While the limitations aren’t as big as they are for doctoral programs, it’s still something to think about. That way, you can decide if you want to put location ahead of the cost, faculty, and other factors.

Opportunity Cost

Speaking of the cost, that can be another deciding factor on whether or not a masters in music is worth it. Some degrees can cost a lot of money, especially if you go somewhere out of state.

I was fortunate because my school offered me two partial tuition waivers that cut my bill by over half. But going for a masters also meant that I lost out on income. Now, I wasn’t making that much before grad school, but it was still a cost.

If you’ve been working full-time, you may need to think about your current income. Maybe you can’t afford to lose that much money AND have to spend thousands of dollars for school.

Avoiding the Working World

Before you start a masters degree, you need to consider why you want to get one. If your reason is to avoid having to look for work, that’s a huge con. You’ll have to start working eventually, and spending thousands of dollars to put that off isn’t worth it.

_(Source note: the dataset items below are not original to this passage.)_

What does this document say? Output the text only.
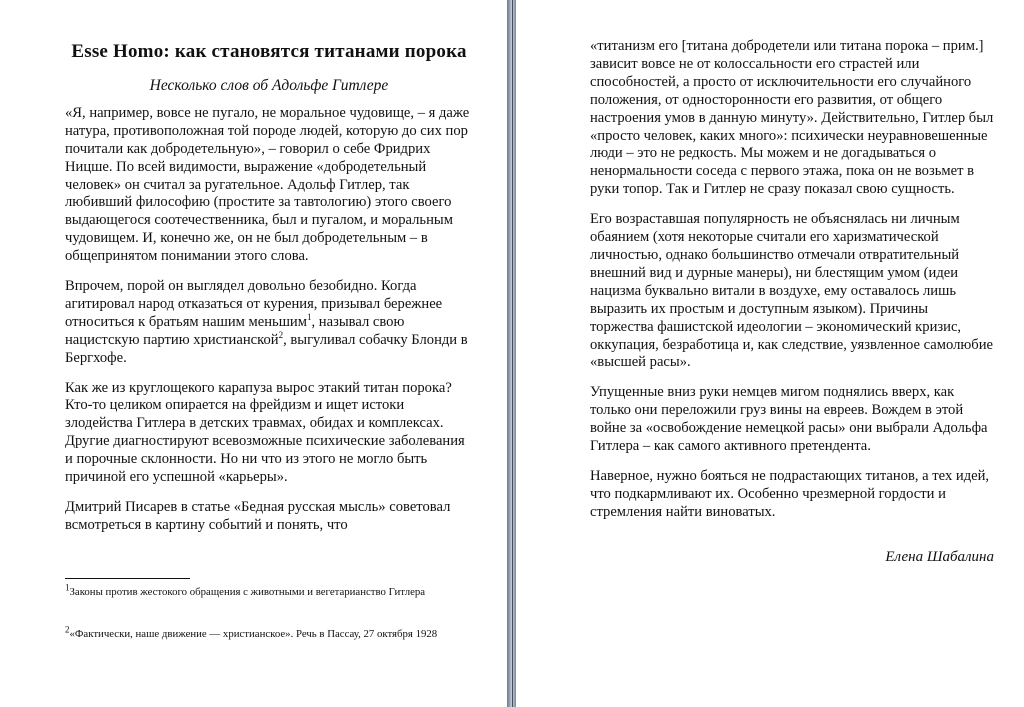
Esse Homo: как становятся титанами порока
Несколько слов об Адольфе Гитлере

«Я, например, вовсе не пугало, не моральное чудовище, – я даже натура, противоположная той породе людей, которую до сих пор почитали как добродетельную», – говорил о себе Фридрих Ницше. По всей видимости, выражение «добродетельный человек» он считал за ругательное. Адольф Гитлер, так любивший философию (простите за тавтологию) этого своего выдающегося соотечественника, был и пугалом, и моральным чудовищем. И, конечно же, он не был добродетельным – в общепринятом понимании этого слова.

Впрочем, порой он выглядел довольно безобидно. Когда агитировал народ отказаться от курения, призывал бережнее относиться к братьям нашим меньшим$^1$, называл свою нацистскую партию христианской$^2$, выгуливал собачку Блонди в Бергхофе.

Как же из круглощекого карапуза вырос этакий титан порока? Кто-то целиком опирается на фрейдизм и ищет истоки злодейства Гитлера в детских травмах, обидах и комплексах. Другие диагностируют всевозможные психические заболевания и порочные склонности. Но ни что из этого не могло быть причиной его успешной «карьеры».

Дмитрий Писарев в статье «Бедная русская мысль» советовал всмотреться в картину событий и понять, что

$^1$Законы против жестокого обращения с животными и вегетарианство Гитлера
$^2$«Фактически, наше движение — христианское». Речь в Пассау, 27 октября 1928

«титанизм его [титана добродетели или титана порока – прим.] зависит вовсе не от колоссальности его страстей или способностей, а просто от исключительности его случайного положения, от односторонности его развития, от общего настроения умов в данную минуту». Действительно, Гитлер был «просто человек, каких много»: психически неуравновешенные люди – это не редкость. Мы можем и не догадываться о ненормальности соседа с первого этажа, пока он не возьмет в руки топор. Так и Гитлер не сразу показал свою сущность.

Его возраставшая популярность не объяснялась ни личным обаянием (хотя некоторые считали его харизматической личностью, однако большинство отмечали отвратительный внешний вид и дурные манеры), ни блестящим умом (идеи нацизма буквально витали в воздухе, ему оставалось лишь выразить их простым и доступным языком). Причины торжества фашистской идеологии – экономический кризис, оккупация, безработица и, как следствие, уязвленное самолюбие «высшей расы».

Упущенные вниз руки немцев мигом поднялись вверх, как только они переложили груз вины на евреев. Вождем в этой войне за «освобождение немецкой расы» они выбрали Адольфа Гитлера – как самого активного претендента.

Наверное, нужно бояться не подрастающих титанов, а тех идей, что подкармливают их. Особенно чрезмерной гордости и стремления найти виноватых.

Елена Шабалина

Make sure you want to go to grad school for the right reasons. Perhaps you want to learn more music or get some teaching or performing experience. Or you might want to meet new musicians.

Those are all good reasons for getting a masters. But going to school because you don’t want to get a job (even if it’s not in music) isn’t a good reason, and you won’t enjoy the degree.

Is a Masters of Music Worth It?

A masters of music is worth it if you want to become a college professor. In most cases, you need AT LEAST a masters degree. Sometimes, you may need a doctoral degree to apply.

Other jobs where you might benefit from a masters include public school teaching and private teaching. But a masters degree isn’t a necessity for either of these careers.

You can almost always start some sort of music career with a bachelors. So consider if you truly need to go to grad school or if you have good reasons for wanting to go.

Will You Go to Grad School?

Getting a masters of music was a great decision for me. But it’s not the right path for everyone. Heck, I took a year and half off from school before I started grad school, so I could make sure it was a good choice.

If you’re considering going to grad school, think about the pros and cons. Make sure you have good reasons for wanting to go. Then, you can make the best decision for you and your situation.